Some examples of how all this works in the trenches came from Jay Sakalo, head of the firm’s bankruptcy and restructuring practice, and also a member of the LPM committee.

 “Let’s say we want to do a motion to lift the automatic stay in bankruptcy court,” Sakalo says. “We want to create forms to show what such a motion looks like. It’s important for us to start with a bank of such documents so that our clients don’t overpay us.”

Sakalo says his group is constantly deciding which documents – created by Bilzin attorneys or by others – should go into the firm’s document bank. These can include litigation documents or bankruptcy documents like plans of reorganization or asset sales.

“The way we work in our department,” said Sakalo, “is that everyone in the group has access to each document in the index.  But we will have a conversation before the lawyer just takes it.
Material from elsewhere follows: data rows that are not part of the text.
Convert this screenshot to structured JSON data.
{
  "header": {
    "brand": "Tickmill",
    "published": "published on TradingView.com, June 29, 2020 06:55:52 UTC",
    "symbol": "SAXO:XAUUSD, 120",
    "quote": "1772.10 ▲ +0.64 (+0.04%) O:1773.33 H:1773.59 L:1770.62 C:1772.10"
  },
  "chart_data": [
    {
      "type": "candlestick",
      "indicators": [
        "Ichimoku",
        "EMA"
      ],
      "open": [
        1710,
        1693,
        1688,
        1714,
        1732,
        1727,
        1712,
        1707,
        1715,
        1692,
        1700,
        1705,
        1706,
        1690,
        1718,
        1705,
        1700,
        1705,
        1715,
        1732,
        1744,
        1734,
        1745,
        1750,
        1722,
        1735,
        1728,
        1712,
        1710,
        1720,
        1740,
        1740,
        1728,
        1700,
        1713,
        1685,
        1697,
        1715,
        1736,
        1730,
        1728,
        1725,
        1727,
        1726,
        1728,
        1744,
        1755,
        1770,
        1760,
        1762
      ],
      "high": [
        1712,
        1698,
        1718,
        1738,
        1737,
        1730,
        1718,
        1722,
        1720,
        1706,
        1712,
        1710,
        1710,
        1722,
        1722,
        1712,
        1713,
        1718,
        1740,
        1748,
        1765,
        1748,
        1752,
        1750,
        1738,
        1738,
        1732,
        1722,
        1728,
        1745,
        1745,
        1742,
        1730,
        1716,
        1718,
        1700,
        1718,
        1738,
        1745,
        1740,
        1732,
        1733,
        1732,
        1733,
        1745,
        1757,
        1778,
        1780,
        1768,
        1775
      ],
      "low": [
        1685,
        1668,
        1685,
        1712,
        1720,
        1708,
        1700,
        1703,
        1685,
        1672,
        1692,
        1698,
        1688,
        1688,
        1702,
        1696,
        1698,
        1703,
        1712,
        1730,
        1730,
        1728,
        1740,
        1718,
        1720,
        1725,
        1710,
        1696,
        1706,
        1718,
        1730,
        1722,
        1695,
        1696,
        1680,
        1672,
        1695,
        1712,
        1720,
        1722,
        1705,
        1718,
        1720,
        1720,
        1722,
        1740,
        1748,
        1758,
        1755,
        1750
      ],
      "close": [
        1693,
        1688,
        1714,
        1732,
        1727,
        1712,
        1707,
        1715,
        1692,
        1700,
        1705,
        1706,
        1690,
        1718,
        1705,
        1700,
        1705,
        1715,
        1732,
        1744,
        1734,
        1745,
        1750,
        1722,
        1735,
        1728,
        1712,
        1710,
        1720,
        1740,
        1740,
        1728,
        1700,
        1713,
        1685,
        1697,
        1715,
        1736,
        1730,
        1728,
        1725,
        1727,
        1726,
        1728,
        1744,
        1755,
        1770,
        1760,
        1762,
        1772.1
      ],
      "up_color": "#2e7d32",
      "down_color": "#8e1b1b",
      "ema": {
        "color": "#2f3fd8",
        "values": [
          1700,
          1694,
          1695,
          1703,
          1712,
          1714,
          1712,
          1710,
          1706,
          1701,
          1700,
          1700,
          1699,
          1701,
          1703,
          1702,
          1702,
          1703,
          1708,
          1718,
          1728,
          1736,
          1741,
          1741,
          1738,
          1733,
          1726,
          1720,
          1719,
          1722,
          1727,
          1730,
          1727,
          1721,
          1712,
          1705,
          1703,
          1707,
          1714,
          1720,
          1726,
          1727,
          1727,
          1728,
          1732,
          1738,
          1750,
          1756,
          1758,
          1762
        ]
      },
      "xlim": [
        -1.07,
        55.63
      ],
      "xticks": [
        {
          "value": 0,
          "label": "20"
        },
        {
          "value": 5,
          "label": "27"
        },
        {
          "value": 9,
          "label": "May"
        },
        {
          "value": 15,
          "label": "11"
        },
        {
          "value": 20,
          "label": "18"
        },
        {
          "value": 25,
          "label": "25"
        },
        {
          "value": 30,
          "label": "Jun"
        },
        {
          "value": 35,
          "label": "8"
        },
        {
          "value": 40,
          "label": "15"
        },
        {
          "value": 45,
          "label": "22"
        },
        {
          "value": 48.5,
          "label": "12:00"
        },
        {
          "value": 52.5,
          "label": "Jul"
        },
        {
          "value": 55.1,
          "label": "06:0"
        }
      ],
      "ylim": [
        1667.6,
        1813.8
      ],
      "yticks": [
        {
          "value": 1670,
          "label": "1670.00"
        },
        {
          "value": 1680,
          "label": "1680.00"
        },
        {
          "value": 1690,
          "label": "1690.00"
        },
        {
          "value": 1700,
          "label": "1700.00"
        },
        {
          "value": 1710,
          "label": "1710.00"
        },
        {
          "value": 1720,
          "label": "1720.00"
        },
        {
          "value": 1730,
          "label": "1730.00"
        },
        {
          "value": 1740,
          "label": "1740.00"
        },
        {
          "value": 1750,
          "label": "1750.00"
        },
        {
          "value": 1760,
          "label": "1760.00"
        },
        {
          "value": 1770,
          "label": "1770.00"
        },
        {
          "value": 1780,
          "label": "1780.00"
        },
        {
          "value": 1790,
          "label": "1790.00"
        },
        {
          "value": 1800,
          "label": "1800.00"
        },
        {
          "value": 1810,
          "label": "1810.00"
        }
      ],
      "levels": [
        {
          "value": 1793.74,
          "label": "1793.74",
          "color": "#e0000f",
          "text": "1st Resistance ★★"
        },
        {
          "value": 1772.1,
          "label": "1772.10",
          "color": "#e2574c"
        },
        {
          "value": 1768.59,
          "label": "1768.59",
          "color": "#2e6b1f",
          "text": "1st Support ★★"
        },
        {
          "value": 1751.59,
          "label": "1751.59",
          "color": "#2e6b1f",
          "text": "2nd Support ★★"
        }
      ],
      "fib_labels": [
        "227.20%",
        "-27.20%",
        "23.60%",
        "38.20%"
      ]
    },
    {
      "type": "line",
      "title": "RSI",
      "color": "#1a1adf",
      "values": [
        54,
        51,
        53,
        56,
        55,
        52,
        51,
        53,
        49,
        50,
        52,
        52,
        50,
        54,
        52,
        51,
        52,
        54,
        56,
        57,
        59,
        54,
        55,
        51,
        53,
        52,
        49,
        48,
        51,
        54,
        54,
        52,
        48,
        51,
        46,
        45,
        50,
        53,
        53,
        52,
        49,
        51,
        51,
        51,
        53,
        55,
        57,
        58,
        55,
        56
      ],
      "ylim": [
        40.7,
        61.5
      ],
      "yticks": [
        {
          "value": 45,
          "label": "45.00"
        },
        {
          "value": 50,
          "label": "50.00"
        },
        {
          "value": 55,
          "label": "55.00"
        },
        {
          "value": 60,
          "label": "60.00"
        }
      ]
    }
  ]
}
Before we use a document, there is a human process.”

Sakalo said that since bankruptcy lawyers usually file petitions in court to be paid for their time, they have been using task- and category-based codes for decades to substantiate the time they are claiming.  “As we move toward the use of task codes as a firm wide requirement because of the need to implement LPM, my department is looked to as a guiding light…  At the firm level, all practice group leaders now try to ensure that they maximize the use of LPM in their practice – each group in its own way because one size does not fit all,” he concluded.

What does Bilzin have planned for the future?  Partner commitment has reached critical mass, and no further coaching is required.  However they are currently considering how to train associates to continue to push the firm through the uncharted wilderness of a complete transformation to new levels of efficiency.

In terms of what they have accomplished so far, Steve Barrett, the LegalBizDev principal who coached all 26 partners at Bilzin, ended most of the coaching programs by asking for written summaries of lessons learned in key areas.   After reading all these reports, Executive Director Michelle Weber said “if I were to distill the entire program into one highlight, one thing that everyone learned and changed, it was improved communication. It sounds so simple, but improving communication with clients and within the firm is very hard, and we still have a lot of work to do.”